GPU Memory Limit issue
Currently running into GPU memory issues whilst trying to predict protein structure with the following traceback:
boltz predict TEST_PROTEIN.fasta --use_msa_server
Checking input data.
All inputs are already processed.
Using bfloat16 Automatic Mixed Precision (AMP)
GPU available: True (cuda), used: True
TPU available: False, using: 0 TPU cores
HPU available: False, using: 0 HPUs
/home/antigenteam/miniconda3/lib/python3.12/site-packages/pytorch_lightning/trainer/connectors/logger_connector/logger_connector.py:76: Starting from v1.9.0, tensorboardX has been removed as a dependency of the pytorch_lightning package, due to potential conflicts with other packages in the ML ecosystem. For this reason, logger=True will use CSVLogger as the default logger, unless the tensorboard or tensorboardX packages are found. Please pip install lightning[extra] or one of them to enable TensorBoard support by default
Running structure prediction for 1 input.
/home/antigenteam/miniconda3/lib/python3.12/site-packages/pytorch_lightning/utilities/migration/utils.py:56: The loaded checkpoint was produced with Lightning v2.5.0.post0, which is newer than your current Lightning version: v2.5.0
You are using a CUDA device ('NVIDIA GeForce RTX 4080 Laptop GPU') that has Tensor Cores. To properly utilize them, you should set torch.set_float32_matmul_precision('medium' | 'high') which will trade-off precision for performance.
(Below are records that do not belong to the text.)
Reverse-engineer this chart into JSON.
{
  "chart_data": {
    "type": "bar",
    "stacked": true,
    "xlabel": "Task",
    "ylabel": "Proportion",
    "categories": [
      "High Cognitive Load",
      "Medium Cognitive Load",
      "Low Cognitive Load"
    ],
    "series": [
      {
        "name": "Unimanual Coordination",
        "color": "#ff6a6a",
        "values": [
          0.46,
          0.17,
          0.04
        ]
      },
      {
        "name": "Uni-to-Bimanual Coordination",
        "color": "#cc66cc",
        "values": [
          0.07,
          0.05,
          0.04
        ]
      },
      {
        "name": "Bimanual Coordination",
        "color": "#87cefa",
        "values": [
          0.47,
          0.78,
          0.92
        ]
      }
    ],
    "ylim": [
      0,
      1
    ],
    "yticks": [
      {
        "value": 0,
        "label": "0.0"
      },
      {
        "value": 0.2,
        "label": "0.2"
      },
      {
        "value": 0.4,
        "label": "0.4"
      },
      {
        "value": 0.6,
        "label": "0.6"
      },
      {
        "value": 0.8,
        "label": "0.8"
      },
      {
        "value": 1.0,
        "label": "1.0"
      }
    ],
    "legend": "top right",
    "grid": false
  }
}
For more details, read https://pytorch.org/docs/stable/generated/torch.set_float32_matmul_precision.html#torch.set_float32_matmul_precision
LOCAL_RANK: 0 - CUDA_VISIBLE_DEVICES: [0]
Predicting DataLoader 0: 0%| | 0/1 [00:00<?, ?it/s]| WARNING: ran out of memory, skipping batch
Predicting DataLoader 0: 100%|███████████████████████████████████████████████████████████████████████████████████████████████████████████████████████████████████████████████████████████████████████████████████████████████████████████████████████| 1/1 [00:01<00:00, 0.56it/s]Number of failed examples: 1
Predicting DataLoader 0: 100%|███████████████████████████████████████████████████████████████████████████████████████████████████████████████████████████████████████████████████████████████████████████████████████████████████████████████████████| 1/1 [00:01<00:00, 0.56it/s]
Monitoring GPU memory I see the GPU memory spikes to 100% whilst running the first step. Is there a way to limit the memory required to avoid this?